Sein Kampf ist der auf der Straße, auch wenn er alle Politik-Ränkespiele hinter den Kulissen kennt und auch selbst gespielt hat. Sätze wie "Politik von anständigen Menschen für anständige Menschen" kommen bei ihm nicht als hohle Phrase. Interessanter als jedes Fernsehduell findet er immer noch den Menschen nebenan, der verunsichert ist, Angst hat um seinen Arbeitsplatz. Notfalls geht er wieder von Haus zu Haus, Klinken putzen, egal, ob sie ihm die Tür vor der Nase zuschlagen. Man merkt ihm an, dass er in der Basisarbeit zunehmend spürt, wie er als Reparaturbetrieb der großen Berliner oder Düsseldorfer Politik herhalten muss. Es gibt sie noch, die alten Kämpen, die in ihrer Partei eine Heimat sehen, eine verschworene Gemeinschaft, in der man zusammen was bewegen will.
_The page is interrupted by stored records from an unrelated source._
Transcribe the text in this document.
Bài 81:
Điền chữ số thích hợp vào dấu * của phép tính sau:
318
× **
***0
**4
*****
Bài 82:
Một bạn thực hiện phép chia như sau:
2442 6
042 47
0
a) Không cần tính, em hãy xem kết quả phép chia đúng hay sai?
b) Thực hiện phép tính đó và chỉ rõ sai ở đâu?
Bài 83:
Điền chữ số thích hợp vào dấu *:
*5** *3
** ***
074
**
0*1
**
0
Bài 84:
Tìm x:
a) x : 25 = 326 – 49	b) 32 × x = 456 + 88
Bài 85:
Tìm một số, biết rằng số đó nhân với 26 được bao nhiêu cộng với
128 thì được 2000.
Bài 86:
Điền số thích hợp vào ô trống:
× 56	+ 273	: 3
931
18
Stinksauer auf die Kriminellen in Köln
Deshalb sind sie auch so wütend auf die schwarzen Schafe. "Ich bin stinksauer auf die Kriminellen in Köln", sagt Gerd Seck, Fahrer des Bülow-Buses. Das war außerhalb seiner Vorstellungskraft. Für seinen Fraktionschef in Dortmund könnte er sich so was nie vorstellen: Korruption, illegale Spenden, Filz durch zu lange Regierungsmacht? "Nee, da würde eine Welt für mich zusammenbrechen. Ich hab' mit dem schon im Sandkasten gespielt."
Es kränkt ihn schwer, dass er sich nun Gleichsetzungen mit den "Schwarzen" anhören muss. "Jeder soll seinen eigenen Hof kehren", sagt er mit hochgeschraubter Stimme. Die SPD zerre die Leute vor Gericht und wirft sie aus der Partei. Das sei ein großer Unterschied. "Bei der CDU darf der Gesetzesbrecher Kohl schon wieder großen Reden halten und Schäuble sich als Bundesminister fühlen", empört er sich.
Und dann klemmt er sich wieder trotzig hinter das Steuer. Weiter zum nächsten Termin, an diesem Morgen, wo sich langsam die rote Sonne durch die dunklen Wolken über dem Revier quält. "Die Gerechten", sagt er zum Abschied die Bibel zitierend, "leiden mehr."